I guess full maintenance would actually modify existing blobs in some way?

Anyways, it’s good progress. Here’s my questions:

  1. Beside the “p” and “q” blobs, I also noticed many “xn”, “n” and “_log” files, in this example and an new repo I recently created after 0.9. They are usually small and fewer, but still take some chunks of storage. However, when I blob list an old repo I created way before, those blobs are extremely few (there were only 3 non-p and non-q blobs in this 2TB repo). Is there an internal doc listing the meaning of all these blob prefixes?

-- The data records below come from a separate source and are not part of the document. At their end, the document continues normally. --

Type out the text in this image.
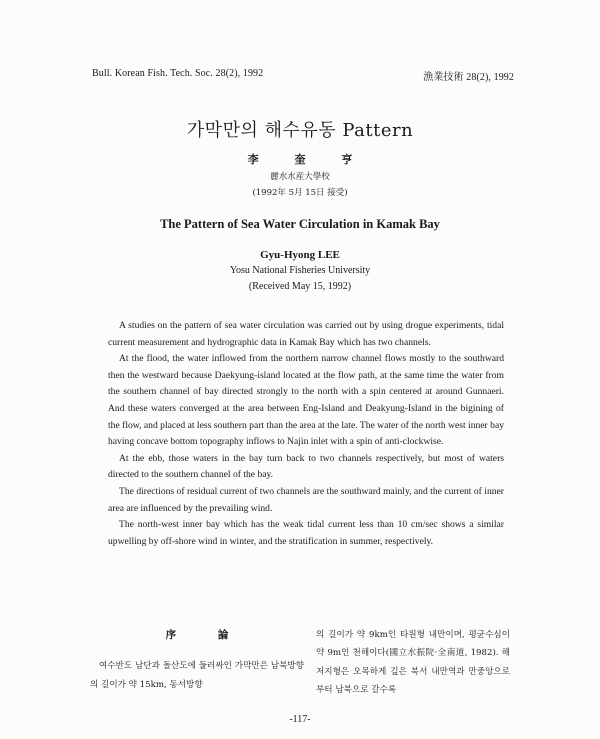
Bull. Korean Fish. Tech. Soc. 28(2), 1992	漁業技術 28(2), 1992
가막만의 해수유동 Pattern
李 奎 亨
麗水水産大學校
(1992年 5月 15日 接受)
The Pattern of Sea Water Circulation in Kamak Bay
Gyu-Hyong LEE
Yosu National Fisheries University
(Received May 15, 1992)

A studies on the pattern of sea water circulation was carried out by using drogue experiments, tidal current measurement and hydrographic data in Kamak Bay which has two channels.

At the flood, the water inflowed from the northern narrow channel flows mostly to the southward then the westward because Daekyung-island located at the flow path, at the same time the water from the southern channel of bay directed strongly to the north with a spin centered at around Gunnaeri. And these waters converged at the area between Eng-Island and Deakyung-Island in the bigining of the flow, and placed at less southern part than the area at the late. The water of the north west inner bay having concave bottom topography inflows to Najin inlet with a spin of anti-clockwise.

At the ebb, those waters in the bay turn back to two channels respectively, but most of waters directed to the southern channel of the bay.

The directions of residual current of two channels are the southward mainly, and the current of inner area are influenced by the prevailing wind.

The north-west inner bay which has the weak tidal current less than 10 cm/sec shows a similar upwelling by off-shore wind in winter, and the stratification in summer, respectively.

序 論

여수반도 남단과 돌산도에 둘러싸인 가막만은 남북방향의 길이가 약 15km, 동서방향

의 길이가 약 9km인 타원형 내만이며, 평균수심이 약 9m인 천해이다(國立水振院·全南道, 1982). 해저지형은 오목하게 깊은 북서 내만역과 만중앙으로 부터 남북으로 갈수록

-117-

Are some of them good candidates for glacier class as well? And why I’m see dramatic increase in number of these blobs in recent repos?

  2. Since glacier is basically a write-only storage, but during backup the metadata will inevitably be read. Can we offer option to store or cache the non-p blobs locally, so that we can completely eliminate the need of S3 standard storage class?

Storage Tiers | Kopia basically answered my questions. So it looks like a solution to support AWS S3 Glacier would be:

  1. Add option to allow user to choose which storage class to store p blobs. Defaults to standard. Update S3 document to suggest user to turn off full maintenance if setting this to Glacier classes.
  2. Add option to allow user to choose which storage class to store other types of blobs. Defaults to standard. Update S3 document to warn user not to set this to Glacier classes.

Anything else? I can do a pull request for these two, if you want.